MONTRÉAL - La décote de la ville de Laval par l'agence Standard & Poor's (S&P) témoigne de l'ampleur de la crise que cette ville traverse, croit le président et fondateur du parti d'opposition Mouvement lavallois, David Decotis.

Selon lui, les nombreuses perquisitions — l'escouade Marteau s'est rendue à Laval neuf fois depuis le mois d'octobre — expliquent l'abaissement de la perspective de crédit de la ville de AA positif à AA stable par l'agence de notation S&P.

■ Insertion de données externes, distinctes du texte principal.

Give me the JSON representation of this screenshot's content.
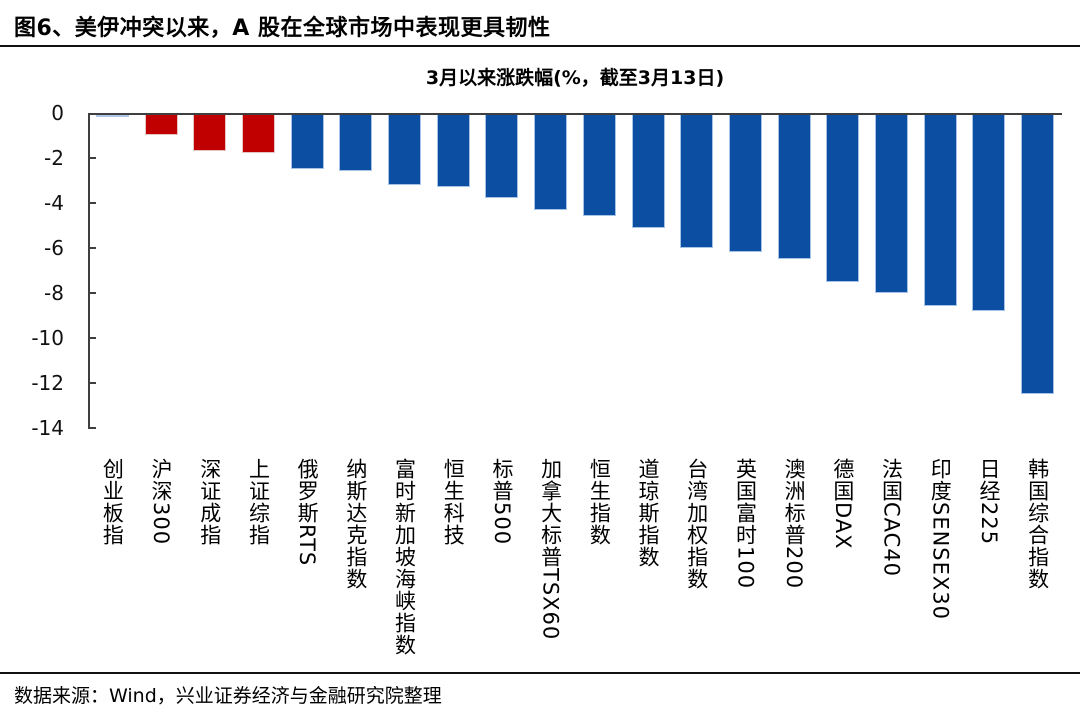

Fait à noter, toutefois, S&P a diminué cette cote le 15 novembre dernier, soit huit jours avant que le maire actuel, Alexandre Duplessis, ne soit choisi pour remplacer le maire démissionnaire Gilles Vaillancourt, qui avait été en poste pendant 23 ans.

L'agence appuie sa décision par un commentaire de l'analyste du crédit Nineta Zetea, qui fait état de «l'incertitude que connaît Laval au niveau du leadership», et qui pourrait «retarder certaines des priorités du conseil municipal, surtout en ce qui à trait au budget 2013».

S&P indique également que cette incertitude devrait être résolue «une fois le nouveau maire élu» et dit s'attendre à ce que la performance budgétaire et la liquidité de la ville de Laval «demeure solide au cours des deux prochaines années».